Altri europei ( come il defunto Pim Fortuyn in Olanda) si sono notevolmente allarmati riguardo simili questioni, ma i danesi sono stati i primi a far sì che esse diventassero la base di un cambiamento in seno al governo.
Nelle memorabili elezioni del novembre scorso, per la prima volta dal 1939, è giunta al potere una coalizione di centro-destra che ha escluso i socialisti. La destra rompe la sua serie di sconfitte, durate settantadue anni, ottiene una solida maggioranza parlamentare, promettendo di affrontare, diversamente dai socialisti, le questioni sull'immigrazione che tanto preoccupano l'elettorato.
I successivi nove mesi hanno dato prova della messa a punto di alcune procedure: adesso, per ottenere la cittadinanza, gli immigrati devono vivere sette anni in Danimarca (e non tre); la maggior parte dei non-rifugiati non possono più collezionare assegni previdenziali non appena entrati nel Paese; nessuno può far entrare nel Paese una futura sposa di età inferiore a 24 anni; e la Procura di Stato sta prendendo in considerazione l'ipotesi di mettere al bando Hizb-ut-Tahrir per le minacce di morte rivolte contro gli ebrei.

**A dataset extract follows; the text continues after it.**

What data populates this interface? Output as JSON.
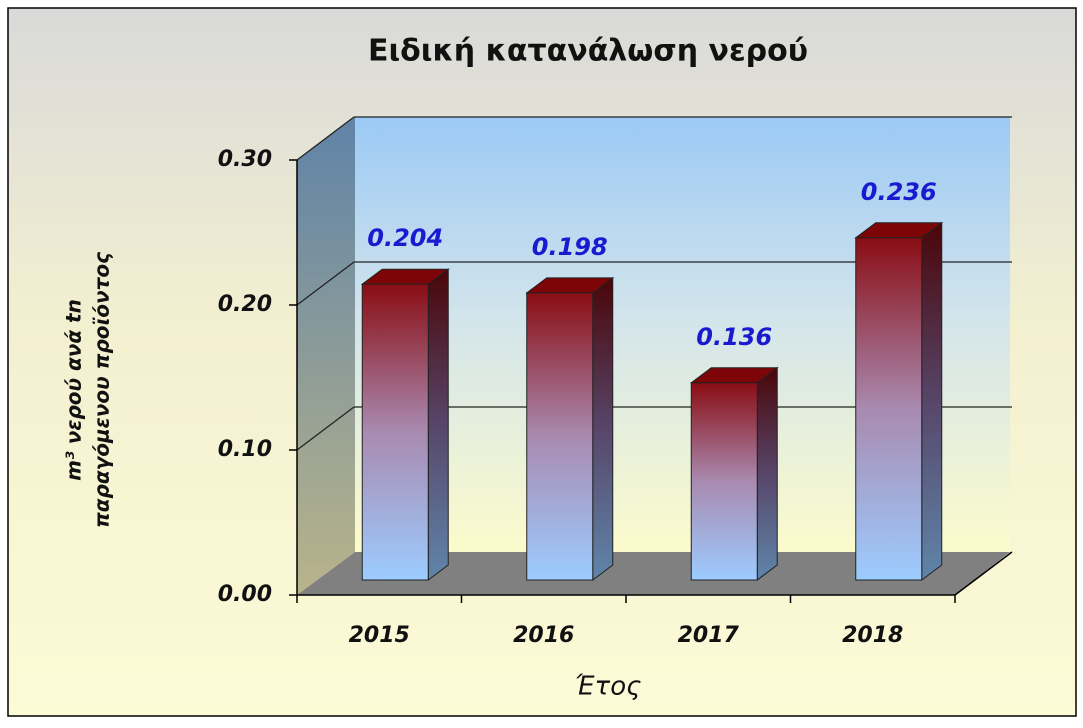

Questi aggiustamenti minori hanno provocato dei sussulti a livello internazionale – con i rapporti europei e delle Nazioni Unite che tacciano la Danimarca di razzismo e di "islamofobia", il Washington Post che sostiene che gli immigrati musulmani "affrontano una discriminazione abituale", e un titolo del londinese Guardian che annuncia che "Copenaghen flirta col fascismo".
Ma in realtà, il nuovo governo ha solo scoperto la punta dell'iceberg, avvicinandosi a malapena ai problemi esistenti; né ha evitato quelli nuovi, come le minacce di morte contro gli ebrei o un recente editto islamico che chiede ai musulmani di cacciare i danesi dal quartiere Norrebro di Copenaghen.
Le autorità rimangono indulgenti. L'esercito non riesce a permettere ai soldati musulmani che fanno parte della Brigata Internazionale danese di volontari di dissociarsi da azioni che non approvano – un privilegio garantito ai membri di nessuna altra fede . A Mohammed Omar Bakri, di base a Londra, auto-proclamatosi "occhi, orecchie e bocca" di Osama bin Laden, è stato concesso il permesso di stabilire in Danimarca una diramazione della sua organizzazione Al-Muhajiroun,
Contrariamente a quanto dicono i media, la vera novità dalla Danimarca non sta nel fatto che il Paese flirta col fascismo, ma che esso si sia impantanato nell'inerzia. Un governo scelto appositamente per affrontare una serie di problemi non fa un minimo progresso. La sua riluttanza ha delle implicazioni potenzialmente profonde per l'intero Occidente.